Avant ou après l’annonce
Comme chez Burne-Jones, les deux personnages ne se regardent pas. Il est vrai qu’il ne s’agit pas d’un dialogue : à la future mère, on ne demande pas son avis – elle est déjà enceinte par la voie naturelle – simplement d’écouter l’annonce. Les yeux d’Agar tournés vers le haut et la gauche, ainsi que la bouche close de l’ange, nous laissent dans l’ambiguité : soit l’annonce est imminente, soit elle vient d’avoir lieu.
A noter le mimétisme entre les gestes : les bras ballants de l’ange, et ceux d’Agar tenant les deux anses d’une lourde jarre.
Un trou et une corde
Au lieu d’une élégante margelle de marbre, le puits d’Agar se réduit à un anneau de pierres posés sur le sol, avec plusieurs entailles dûes au frottement des cordes. Ici, l’eau se remonte à la force des bras. Et impossible de savoir si Agar vient de hisser la jarre, ou est sur le point de la laisser filer.
Agar, où vas-tu?
Agar n’a répondu qu’à la moitié de la question de l’ange : où elle va, elle ne le dit pas. Mais en la plaçant au ras de l’orifice, et quasiment la corde au cou, Tissot suggère une réponse tragique : quelle autre issue, en plein désert, pour une servante perdue ?

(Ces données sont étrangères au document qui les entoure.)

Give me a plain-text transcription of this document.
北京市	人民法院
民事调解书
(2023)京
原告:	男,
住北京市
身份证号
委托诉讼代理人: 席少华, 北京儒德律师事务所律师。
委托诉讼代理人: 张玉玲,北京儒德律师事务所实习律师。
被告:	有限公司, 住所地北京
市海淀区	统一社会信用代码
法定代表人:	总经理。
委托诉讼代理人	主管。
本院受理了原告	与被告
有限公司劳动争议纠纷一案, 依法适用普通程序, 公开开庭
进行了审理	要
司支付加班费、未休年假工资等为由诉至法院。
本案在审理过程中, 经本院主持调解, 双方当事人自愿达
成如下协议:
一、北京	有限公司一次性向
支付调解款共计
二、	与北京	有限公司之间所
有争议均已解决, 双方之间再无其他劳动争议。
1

L’annonce à Agar de Tissot recycle agréablement l’Annonciation de Burne-Jones, tout en en prenant le contre-pied sur plusieurs points : le désert brut au lieu de l’élégante maison, le trou dans la pierre à la place de la margelle de marbre, le foulard bleu-marine de la nomade, au lieu de la virginale robe à l’antique de la citadine.
Mais c’est surtout la jarre qui donne le ton : tenue à bout de bras, le col au niveau du bas-ventre d’Agar, elle souligne la présence pesante de l’enfant Ismaël ; et sa taille démesurée par rapport à l’orifice béant rappelle la malédiction des filles d’Eve : « tu enfanteras dans la douleur ».